When setting up your Will, one of the key steps is deciding who to appoint as Executors. These trusted individuals will be tasked with the important job of winding-up your affairs and ensuring your assets pass on to your chosen beneficiaries. If you’ve opted to appoint close non-family members they can also be a useful point of support for your family during what can be a very emotional process.
As a general rule, it’s helpful to have a sensible conversation with your preferred choice of Executor to check they are happy to take on the role. Each must decide whether they will be willing and able to act when the time comes (although circumstances may of course change later on). It’s important that they consider the responsibility carefully, especially as it can be difficult if they decide to leave part-way through administering your estate.
It is also wise to consider appointing substitute Executors to ensure that you retain control over the individuals who might need to deal with your estate when needed.
Deciding not to act
If one of your Executors chooses not to take on the task there are two options available. They can renounce their role, which is an irreversible decision, or request that power be reserved to them which means they can ask to act later if they change their mind. These decisions have to be made before any steps to administer your estate are taken.

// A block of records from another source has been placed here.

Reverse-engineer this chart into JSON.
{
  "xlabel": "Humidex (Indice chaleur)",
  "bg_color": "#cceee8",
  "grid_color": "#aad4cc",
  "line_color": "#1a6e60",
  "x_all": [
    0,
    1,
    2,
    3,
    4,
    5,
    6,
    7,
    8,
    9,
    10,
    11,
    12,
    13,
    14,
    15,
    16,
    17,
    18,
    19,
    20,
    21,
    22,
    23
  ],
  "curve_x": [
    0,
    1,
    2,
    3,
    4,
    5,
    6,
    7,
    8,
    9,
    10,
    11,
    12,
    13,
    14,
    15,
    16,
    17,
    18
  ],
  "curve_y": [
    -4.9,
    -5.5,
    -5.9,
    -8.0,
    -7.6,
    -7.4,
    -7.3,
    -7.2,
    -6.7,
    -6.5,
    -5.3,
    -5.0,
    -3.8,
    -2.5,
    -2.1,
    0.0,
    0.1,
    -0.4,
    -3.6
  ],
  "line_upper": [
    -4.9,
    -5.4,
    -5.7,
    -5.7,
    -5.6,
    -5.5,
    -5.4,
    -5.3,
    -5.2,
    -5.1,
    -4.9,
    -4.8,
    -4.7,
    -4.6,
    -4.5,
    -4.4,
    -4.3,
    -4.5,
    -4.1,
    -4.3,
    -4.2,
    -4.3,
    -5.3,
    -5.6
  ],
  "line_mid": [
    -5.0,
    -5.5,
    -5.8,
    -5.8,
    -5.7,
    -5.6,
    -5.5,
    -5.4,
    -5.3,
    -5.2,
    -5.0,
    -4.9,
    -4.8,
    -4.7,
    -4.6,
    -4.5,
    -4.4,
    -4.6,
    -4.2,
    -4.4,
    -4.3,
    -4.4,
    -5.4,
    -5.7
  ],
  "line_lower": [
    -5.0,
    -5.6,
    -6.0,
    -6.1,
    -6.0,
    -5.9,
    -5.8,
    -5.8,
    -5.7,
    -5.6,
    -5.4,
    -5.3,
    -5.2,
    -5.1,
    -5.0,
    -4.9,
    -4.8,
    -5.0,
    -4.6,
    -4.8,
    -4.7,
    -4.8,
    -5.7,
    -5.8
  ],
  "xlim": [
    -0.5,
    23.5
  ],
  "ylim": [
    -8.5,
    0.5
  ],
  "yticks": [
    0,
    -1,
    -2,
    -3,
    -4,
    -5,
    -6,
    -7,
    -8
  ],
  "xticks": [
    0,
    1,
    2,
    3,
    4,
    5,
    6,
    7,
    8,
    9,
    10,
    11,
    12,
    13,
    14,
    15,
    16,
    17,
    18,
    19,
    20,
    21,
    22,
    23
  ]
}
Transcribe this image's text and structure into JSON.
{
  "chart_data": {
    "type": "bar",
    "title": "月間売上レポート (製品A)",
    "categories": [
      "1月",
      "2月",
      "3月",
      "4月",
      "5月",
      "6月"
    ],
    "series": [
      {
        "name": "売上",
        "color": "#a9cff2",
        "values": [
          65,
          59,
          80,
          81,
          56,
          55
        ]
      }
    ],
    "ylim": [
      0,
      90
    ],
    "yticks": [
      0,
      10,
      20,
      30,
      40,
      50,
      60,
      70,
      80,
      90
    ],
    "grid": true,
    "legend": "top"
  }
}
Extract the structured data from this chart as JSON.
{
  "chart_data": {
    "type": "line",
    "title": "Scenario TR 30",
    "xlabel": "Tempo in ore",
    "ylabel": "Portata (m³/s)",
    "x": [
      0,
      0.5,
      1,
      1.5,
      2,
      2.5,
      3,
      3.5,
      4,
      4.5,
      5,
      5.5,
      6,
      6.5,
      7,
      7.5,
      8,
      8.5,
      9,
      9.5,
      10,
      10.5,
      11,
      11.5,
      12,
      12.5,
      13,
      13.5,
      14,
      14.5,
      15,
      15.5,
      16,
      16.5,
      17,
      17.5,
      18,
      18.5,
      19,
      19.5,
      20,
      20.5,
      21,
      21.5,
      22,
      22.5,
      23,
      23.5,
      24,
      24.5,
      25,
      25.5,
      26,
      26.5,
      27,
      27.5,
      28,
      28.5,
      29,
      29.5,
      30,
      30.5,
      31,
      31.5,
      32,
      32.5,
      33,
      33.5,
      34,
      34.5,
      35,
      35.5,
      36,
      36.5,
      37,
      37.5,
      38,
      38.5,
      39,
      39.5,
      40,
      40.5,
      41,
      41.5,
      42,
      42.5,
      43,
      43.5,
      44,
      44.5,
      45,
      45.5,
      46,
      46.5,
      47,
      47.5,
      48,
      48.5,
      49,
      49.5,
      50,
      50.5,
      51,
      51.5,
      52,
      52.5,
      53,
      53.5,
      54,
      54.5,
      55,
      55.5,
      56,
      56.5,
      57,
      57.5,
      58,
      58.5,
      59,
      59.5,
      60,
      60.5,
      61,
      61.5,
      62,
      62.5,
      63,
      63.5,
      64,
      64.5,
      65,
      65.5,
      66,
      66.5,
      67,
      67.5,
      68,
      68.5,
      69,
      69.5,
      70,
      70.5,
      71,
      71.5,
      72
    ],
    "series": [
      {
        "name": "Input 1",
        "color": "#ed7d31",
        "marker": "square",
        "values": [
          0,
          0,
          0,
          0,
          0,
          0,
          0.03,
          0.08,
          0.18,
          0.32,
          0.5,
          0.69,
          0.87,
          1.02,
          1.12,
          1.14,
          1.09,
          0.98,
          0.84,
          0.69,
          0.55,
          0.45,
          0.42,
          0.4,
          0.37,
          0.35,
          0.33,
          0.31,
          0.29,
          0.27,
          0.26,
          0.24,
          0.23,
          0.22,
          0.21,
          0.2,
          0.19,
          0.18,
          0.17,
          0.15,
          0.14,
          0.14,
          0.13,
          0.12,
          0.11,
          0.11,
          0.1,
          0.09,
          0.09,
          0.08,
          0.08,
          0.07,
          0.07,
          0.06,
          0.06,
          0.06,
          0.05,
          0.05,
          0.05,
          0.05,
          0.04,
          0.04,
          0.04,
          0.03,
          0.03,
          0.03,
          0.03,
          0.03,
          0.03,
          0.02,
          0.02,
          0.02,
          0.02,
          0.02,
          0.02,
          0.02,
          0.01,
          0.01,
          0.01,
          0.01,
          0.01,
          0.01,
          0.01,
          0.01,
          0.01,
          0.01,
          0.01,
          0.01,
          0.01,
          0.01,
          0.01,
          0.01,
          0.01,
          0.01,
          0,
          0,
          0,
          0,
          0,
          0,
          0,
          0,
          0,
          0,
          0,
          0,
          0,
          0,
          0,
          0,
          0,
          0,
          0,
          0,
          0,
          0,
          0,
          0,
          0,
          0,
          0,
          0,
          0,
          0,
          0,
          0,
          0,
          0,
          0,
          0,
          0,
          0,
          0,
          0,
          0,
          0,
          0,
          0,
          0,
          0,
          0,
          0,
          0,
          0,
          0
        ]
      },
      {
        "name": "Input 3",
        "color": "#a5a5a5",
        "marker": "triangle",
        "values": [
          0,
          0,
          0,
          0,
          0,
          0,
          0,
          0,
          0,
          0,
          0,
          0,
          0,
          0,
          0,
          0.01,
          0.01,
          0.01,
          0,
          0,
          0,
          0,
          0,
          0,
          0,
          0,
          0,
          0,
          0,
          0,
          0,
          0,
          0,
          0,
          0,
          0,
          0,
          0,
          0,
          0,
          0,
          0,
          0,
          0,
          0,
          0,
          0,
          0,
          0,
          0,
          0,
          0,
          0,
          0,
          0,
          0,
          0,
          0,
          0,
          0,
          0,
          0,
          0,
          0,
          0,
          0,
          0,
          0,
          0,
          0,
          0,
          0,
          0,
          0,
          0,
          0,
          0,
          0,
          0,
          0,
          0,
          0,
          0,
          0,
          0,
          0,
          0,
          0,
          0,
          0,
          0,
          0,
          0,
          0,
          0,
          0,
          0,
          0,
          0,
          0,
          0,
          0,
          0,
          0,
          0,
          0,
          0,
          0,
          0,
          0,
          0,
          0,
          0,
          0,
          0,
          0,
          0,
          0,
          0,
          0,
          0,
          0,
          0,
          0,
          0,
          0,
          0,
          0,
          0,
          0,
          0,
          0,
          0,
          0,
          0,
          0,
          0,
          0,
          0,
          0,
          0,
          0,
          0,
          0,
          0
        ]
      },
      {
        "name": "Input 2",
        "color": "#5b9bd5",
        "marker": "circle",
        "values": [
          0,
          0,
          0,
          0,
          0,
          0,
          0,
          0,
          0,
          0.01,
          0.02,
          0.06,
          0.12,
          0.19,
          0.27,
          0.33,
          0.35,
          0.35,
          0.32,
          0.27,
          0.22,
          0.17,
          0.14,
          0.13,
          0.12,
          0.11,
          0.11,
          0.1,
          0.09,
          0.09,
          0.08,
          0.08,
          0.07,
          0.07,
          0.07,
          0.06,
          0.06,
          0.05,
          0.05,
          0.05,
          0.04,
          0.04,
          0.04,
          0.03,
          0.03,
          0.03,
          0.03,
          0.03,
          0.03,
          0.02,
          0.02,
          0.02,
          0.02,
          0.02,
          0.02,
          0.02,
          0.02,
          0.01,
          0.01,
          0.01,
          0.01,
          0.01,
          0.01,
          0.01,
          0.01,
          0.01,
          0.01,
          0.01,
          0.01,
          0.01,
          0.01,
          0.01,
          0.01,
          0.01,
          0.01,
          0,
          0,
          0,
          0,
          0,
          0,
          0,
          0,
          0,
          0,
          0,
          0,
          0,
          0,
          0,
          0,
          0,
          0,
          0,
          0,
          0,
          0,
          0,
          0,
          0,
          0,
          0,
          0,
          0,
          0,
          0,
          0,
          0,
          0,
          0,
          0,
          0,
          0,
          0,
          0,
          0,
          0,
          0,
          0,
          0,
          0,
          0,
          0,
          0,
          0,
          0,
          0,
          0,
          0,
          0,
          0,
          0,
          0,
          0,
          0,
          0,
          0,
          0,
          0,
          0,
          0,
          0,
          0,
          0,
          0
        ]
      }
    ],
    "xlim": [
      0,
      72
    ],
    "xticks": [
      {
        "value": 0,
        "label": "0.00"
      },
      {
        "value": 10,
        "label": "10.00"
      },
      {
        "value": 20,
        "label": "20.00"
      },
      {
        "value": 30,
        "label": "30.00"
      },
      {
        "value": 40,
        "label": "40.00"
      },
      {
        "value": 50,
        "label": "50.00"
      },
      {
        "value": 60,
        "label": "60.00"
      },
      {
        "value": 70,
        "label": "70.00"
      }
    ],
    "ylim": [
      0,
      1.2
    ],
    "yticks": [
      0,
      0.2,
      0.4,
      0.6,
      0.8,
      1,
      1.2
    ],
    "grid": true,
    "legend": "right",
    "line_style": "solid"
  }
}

Stepping down once the process has begun
If your Executor wants to give up the role during the administration it can be difficult to have them removed. There’s also a rule that once someone has ‘intermeddled’ in an estate (taken certain steps in the role of Executor), they can’t then withdraw.
So, as noted above, that initial conversation with your Executors is very important. Explain to them that they will be needed to collect and value your assets, arrange for payment of any debts, calculate and pay any tax liabilities, prepare estate accounts and distribute your final estate to the beneficiaries named in your Will. And do make sure they know that there can be personal liability if they fail to act correctly.
Ultimately your Executors must feel that they have the time and capacity to take on the job. It can be useful to choose a trusted friend or family member and a professional who can work to together to act on your behalf when the time comes.
Dealing with an unresponsive Executor
If your Executor stops responding or taking part in your estate administration once things have begun it can be very difficult for everyone concerned. Executors must be aware of what could happen if they don’t carry out their duties as there could be penalties personally and for late payment of tax and any other debts. And of course, your beneficiaries will be keen for the process to be completed too.
The best approach is for your family to try everything they can to re-establish contact. Ultimately the aim is to discover if an agreement can be reached to help conclude things. The final option, if this approach fails, is to apply through the courts to remove the Executor. The court will take into account the best interests of the estate and any beneficiaries when making their decision.